México, o mejor dicho su juventud, comenzó a entonar
canciones en inglés. Pero llegó el más grande artista nativo que apabulló con
sus composiciones musicales de rancheras, huapangos y corridos a esa corriente
foránea, ajena a su sentir. Ese artista era José Alfredo Jiménez; junto a él
aparecieron otros no menos importantes compositores que adoptaron esa línea de
preservar lo propio. La música popular mexicana se estableció como un gran
legado y extendió su influencia al resto de América; a este fenómeno contribuyó
el auge del cine sonoro.
Hoy, de México queda el Mariachi como patrimonio
cultural e inmaterial de la humanidad.
Colombia –y no es una pretensión jactanciosa– tiene el
mayor universo musical que cualquier país de América. Es así por su diversidad
étnica. En nuestro país hay corrientes musicales indias, negras y europeas que
se manifiestan en ritmos de bambucos, torbellinos, danzas, valses andinos; cumbias,
currulaos, merecumbés, porros, mapalés negros; boleros, pasodobles, baladas y
salsa europeizante; pasando por el joropo llanero y el vallenato guajiro. Sin
embargo, la radio y la televisión difunden masivamente la música anglosajona en
inglés como si fuéramos colonia de Estados Unidos. Nuestra música queda
relegada a emisoras regionales, a horarios de media noche, como si fuera un
arte clandestino.
La política se metió en nuestro arte para aniquilarlo.

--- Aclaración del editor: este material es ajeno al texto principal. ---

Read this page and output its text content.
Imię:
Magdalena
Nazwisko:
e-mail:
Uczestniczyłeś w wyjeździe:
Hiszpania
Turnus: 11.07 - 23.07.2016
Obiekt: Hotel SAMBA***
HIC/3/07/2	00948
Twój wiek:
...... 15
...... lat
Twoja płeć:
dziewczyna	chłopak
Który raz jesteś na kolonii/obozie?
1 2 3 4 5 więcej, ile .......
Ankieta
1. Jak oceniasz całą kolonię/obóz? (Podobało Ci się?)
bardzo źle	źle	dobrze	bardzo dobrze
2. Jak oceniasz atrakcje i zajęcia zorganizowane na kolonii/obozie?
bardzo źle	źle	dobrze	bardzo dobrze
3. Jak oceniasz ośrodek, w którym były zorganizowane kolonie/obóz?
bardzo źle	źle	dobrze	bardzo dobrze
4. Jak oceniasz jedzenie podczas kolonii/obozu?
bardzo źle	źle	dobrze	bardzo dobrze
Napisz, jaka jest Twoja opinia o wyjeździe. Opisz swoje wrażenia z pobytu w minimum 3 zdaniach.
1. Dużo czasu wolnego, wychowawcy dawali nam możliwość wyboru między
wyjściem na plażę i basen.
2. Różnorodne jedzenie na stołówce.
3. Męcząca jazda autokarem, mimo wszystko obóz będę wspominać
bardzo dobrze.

Con el cuento reiterado de que el mercado es el que manda y por tanto demanda,
nos engañan los neoliberales dando por sentado que nuestro arte no se vende.
El arte verdadero tiene un supremo valor, diferente al
precio en dólares; es soberanía; pero nos han engañado con la alucinación de
los magnates que todo lo tasan en vil metal.
Si nuestra juventud no reacciona, perderemos para
siempre nuestra identidad, expresada en todas las artes.